Department Of Labor Issues Final Rule On Regular Rate Exclusions From Overtime Calculations
By Eric Hemmendinger - Shawe Rosenthal LLP
December 12, 2019
On December 12, 2019, the U.S. Department of Labor (DOL) announced a revised interpretation listing payments that can be excluded from the “regular rate” used to compute overtime pay for non-exempt employees under the Fair Labor Standards Act. The DOL also issued a Fact Sheet and Highlights on this revised interpretation.
Under the FLSA, employees must be paid 1.5 times their “regular rate” for hours in excess of 40 per week. The regular rate includes not only the employees’ base hourly rate, but also all other forms of compensation, subject to eight exclusions listed in the FLSA. In the revision, the DOL expands and clarifies the list of perks and benefits that do not have to be included in the regular rate, i.e., that may be provided without increasing the overtime rate.
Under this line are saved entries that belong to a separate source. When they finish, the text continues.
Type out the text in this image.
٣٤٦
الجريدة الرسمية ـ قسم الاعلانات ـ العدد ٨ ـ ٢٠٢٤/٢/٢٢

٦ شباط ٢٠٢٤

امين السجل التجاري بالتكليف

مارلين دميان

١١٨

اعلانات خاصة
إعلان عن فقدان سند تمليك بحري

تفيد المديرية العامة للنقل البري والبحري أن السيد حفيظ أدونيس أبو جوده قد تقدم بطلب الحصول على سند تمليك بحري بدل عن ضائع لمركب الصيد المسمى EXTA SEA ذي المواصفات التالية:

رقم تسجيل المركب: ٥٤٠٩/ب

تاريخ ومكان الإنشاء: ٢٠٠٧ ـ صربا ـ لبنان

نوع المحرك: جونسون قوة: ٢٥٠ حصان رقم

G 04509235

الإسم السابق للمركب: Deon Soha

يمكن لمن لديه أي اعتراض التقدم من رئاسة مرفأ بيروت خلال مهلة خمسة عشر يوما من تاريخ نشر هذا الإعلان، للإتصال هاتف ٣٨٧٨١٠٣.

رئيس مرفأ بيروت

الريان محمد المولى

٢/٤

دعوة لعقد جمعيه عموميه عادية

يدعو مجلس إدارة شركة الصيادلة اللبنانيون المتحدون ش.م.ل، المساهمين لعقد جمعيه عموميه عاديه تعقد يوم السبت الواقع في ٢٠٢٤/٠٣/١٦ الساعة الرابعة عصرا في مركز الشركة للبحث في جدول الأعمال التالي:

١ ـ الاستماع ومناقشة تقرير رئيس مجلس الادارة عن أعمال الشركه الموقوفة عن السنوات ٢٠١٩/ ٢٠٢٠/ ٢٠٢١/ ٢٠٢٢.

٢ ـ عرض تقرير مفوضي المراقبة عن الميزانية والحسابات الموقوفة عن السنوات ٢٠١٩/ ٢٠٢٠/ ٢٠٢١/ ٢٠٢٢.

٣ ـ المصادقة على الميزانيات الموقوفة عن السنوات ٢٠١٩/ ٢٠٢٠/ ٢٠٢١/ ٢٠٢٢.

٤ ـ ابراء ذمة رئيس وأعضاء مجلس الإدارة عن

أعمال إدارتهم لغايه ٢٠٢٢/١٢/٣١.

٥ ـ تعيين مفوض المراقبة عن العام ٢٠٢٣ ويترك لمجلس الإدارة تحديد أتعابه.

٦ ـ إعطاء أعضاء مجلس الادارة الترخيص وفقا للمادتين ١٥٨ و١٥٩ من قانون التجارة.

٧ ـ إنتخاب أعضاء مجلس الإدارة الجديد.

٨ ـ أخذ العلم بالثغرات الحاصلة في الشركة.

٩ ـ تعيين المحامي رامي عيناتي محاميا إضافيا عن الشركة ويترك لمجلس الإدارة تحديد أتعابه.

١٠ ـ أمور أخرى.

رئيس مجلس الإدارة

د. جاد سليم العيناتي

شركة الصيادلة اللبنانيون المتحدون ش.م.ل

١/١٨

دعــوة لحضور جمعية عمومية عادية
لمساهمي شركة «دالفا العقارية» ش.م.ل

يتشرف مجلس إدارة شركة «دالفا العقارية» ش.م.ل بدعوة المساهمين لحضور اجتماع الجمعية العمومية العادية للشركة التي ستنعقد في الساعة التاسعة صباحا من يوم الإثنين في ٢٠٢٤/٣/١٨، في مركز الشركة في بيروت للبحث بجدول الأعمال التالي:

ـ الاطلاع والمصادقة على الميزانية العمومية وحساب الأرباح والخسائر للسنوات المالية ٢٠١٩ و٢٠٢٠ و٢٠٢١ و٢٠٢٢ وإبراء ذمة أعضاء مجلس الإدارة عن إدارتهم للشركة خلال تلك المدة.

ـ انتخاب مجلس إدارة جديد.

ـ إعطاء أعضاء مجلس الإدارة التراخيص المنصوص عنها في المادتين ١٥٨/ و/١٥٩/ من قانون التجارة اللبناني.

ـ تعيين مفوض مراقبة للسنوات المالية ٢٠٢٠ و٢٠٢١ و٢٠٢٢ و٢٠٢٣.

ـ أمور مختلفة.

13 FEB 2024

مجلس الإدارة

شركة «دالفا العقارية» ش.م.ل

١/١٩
These include:
• the cost of providing certain parking benefits, wellness programs, onsite specialist treatment, gym access and fitness classes, employee discounts on retail goods and services, certain tuition benefits (whether paid to an employee, an education provider, or a student-loan program), and adoption assistance;
• payments for unused paid leave, including paid sick leave or paid time off;
• payments of certain penalties required under state and local scheduling laws;
• reimbursed expenses including cellphone plans, credentialing exam fees, organization membership dues, and travel, even if not incurred “solely” for the employer’s benefit; and clarifies that reimbursements that do not exceed the maximum travel reimbursement under the Federal Travel Regulation System or the optional IRS substantiation amounts for travel expenses are per se “reasonable payments”;
• certain sign-on bonuses and certain longevity bonuses;
• the cost of office coffee and snacks to employees as gifts;
• discretionary bonuses, by clarifying that the label given a bonus does not determine whether it is discretionary and providing additional examples and;
• contributions to benefit plans for accident, unemployment, legal services, or other events that could cause future financial hardship or expense.
Also, the DOL eliminates the requirement that “call-back” pay and other payments similar to call-back pay must be “infrequent and sporadic” to be excludable from an employee’s regular rate, while maintaining that such payments must not be prearranged.